Travel Tips: Only the outer kora is available to international tourists, due to the travel policy.
Lying far up on the cliff to the west of the trail, Chukku Gompa is hard to get to, with a long and winding staircase dug into the side of the cliff being the only way up. More than 350 meters above the valley floor as you pass by, the monastery seems to be clinging to the cliff in desperation. The Gompa is said to house the statue of the founder, Chukku Rinpoche, who once resided in the caves there.
Founded around 800 years ago, the Monastery of Drirapuk is the first of the two monasteries that you will stop at overnight on the kora. It is said that the monk that founded the gompa, Chava Kotsang, spent three years, three months, and three days praying in the caves during the 13th century, and there is a small statue of him inside the cave, which can be entered and explored.
The second of the two monasteries that you stop at, Dzultripuk, lies at in the valley towards the end of the kora route, after crossing the pass at Dolma La. The monastery houses the cave where Milarepa spent many years of his life, after traveling around the mountain many times.

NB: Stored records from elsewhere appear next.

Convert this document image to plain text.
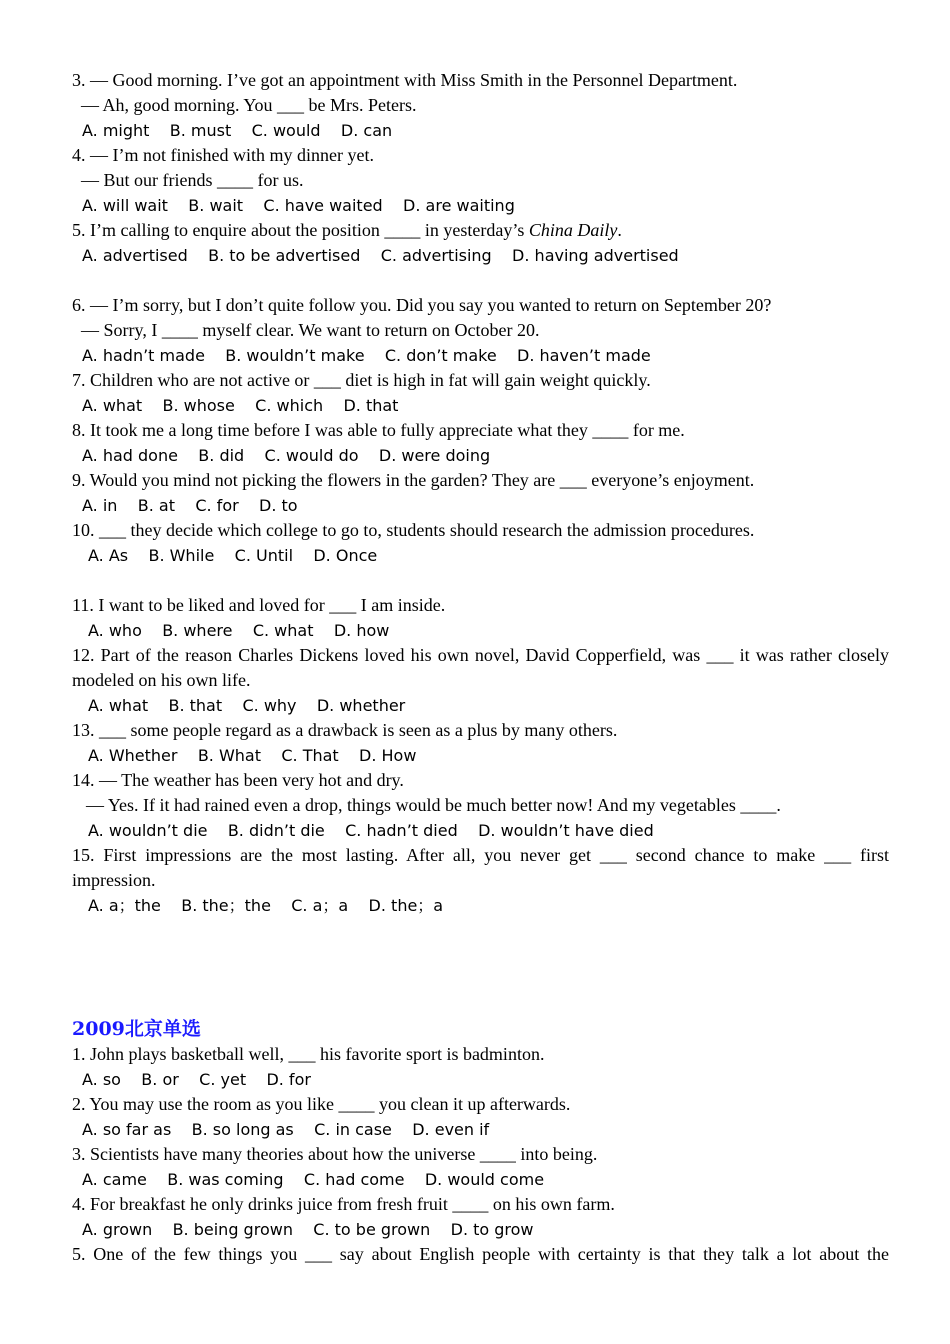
3. — Good morning. I’ve got an appointment with Miss Smith in the Personnel Department.

— Ah, good morning. You ___ be Mrs. Peters.

A. might    B. must    C. would    D. can

4. — I’m not finished with my dinner yet.

— But our friends ____ for us.

A. will wait    B. wait    C. have waited    D. are waiting

5. I’m calling to enquire about the position ____ in yesterday’s China Daily.

A. advertised    B. to be advertised    C. advertising    D. having advertised

6. — I’m sorry, but I don’t quite follow you. Did you say you wanted to return on September 20?

— Sorry, I ____ myself clear. We want to return on October 20.

A. hadn’t made    B. wouldn’t make    C. don’t make    D. haven’t made

7. Children who are not active or ___ diet is high in fat will gain weight quickly.

A. what    B. whose    C. which    D. that

8. It took me a long time before I was able to fully appreciate what they ____ for me.

A. had done    B. did    C. would do    D. were doing

9. Would you mind not picking the flowers in the garden? They are ___ everyone’s enjoyment.

A. in    B. at    C. for    D. to

10. ___ they decide which college to go to, students should research the admission procedures.

A. As    B. While    C. Until    D. Once

11. I want to be liked and loved for ___ I am inside.

A. who    B. where    C. what    D. how

12. Part of the reason Charles Dickens loved his own novel, David Copperfield, was ___ it was rather closely modeled on his own life.

A. what    B. that    C. why    D. whether

13. ___ some people regard as a drawback is seen as a plus by many others.

A. Whether    B. What    C. That    D. How

14. — The weather has been very hot and dry.

— Yes. If it had rained even a drop, things would be much better now! And my vegetables ____.

A. wouldn’t die    B. didn’t die    C. hadn’t died    D. wouldn’t have died

15. First impressions are the most lasting. After all, you never get ___ second chance to make ___ first impression.

A. a；the    B. the；the    C. a；a    D. the；a

2009北京单选

1. John plays basketball well, ___ his favorite sport is badminton.

A. so    B. or    C. yet    D. for

2. You may use the room as you like ____ you clean it up afterwards.

A. so far as    B. so long as    C. in case    D. even if

3. Scientists have many theories about how the universe ____ into being.

A. came    B. was coming    C. had come    D. would come

4. For breakfast he only drinks juice from fresh fruit ____ on his own farm.

A. grown    B. being grown    C. to be grown    D. to grow

5. One of the few things you ___ say about English people with certainty is that they talk a lot about the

The caves are located underneath the monastery, and can be accessed with the permission of the lamas.
A small monastery on the trail of the inner kora, Serlung Gompa was built by Dordzin Drubthob Buchung of the Drikung Lineage and is located behind Lhadar Gang pass on the western side of the kora route. On the eastern side of the route lies th Gyangdrak Gompa, which was built on the orders of the founder of the Drikung Lineage, Kyobpa Jigten Sumgon. One of the oldest monasteries in the region, the gompa was completely destroyed long ago, but was rebuilt in the late 1980s.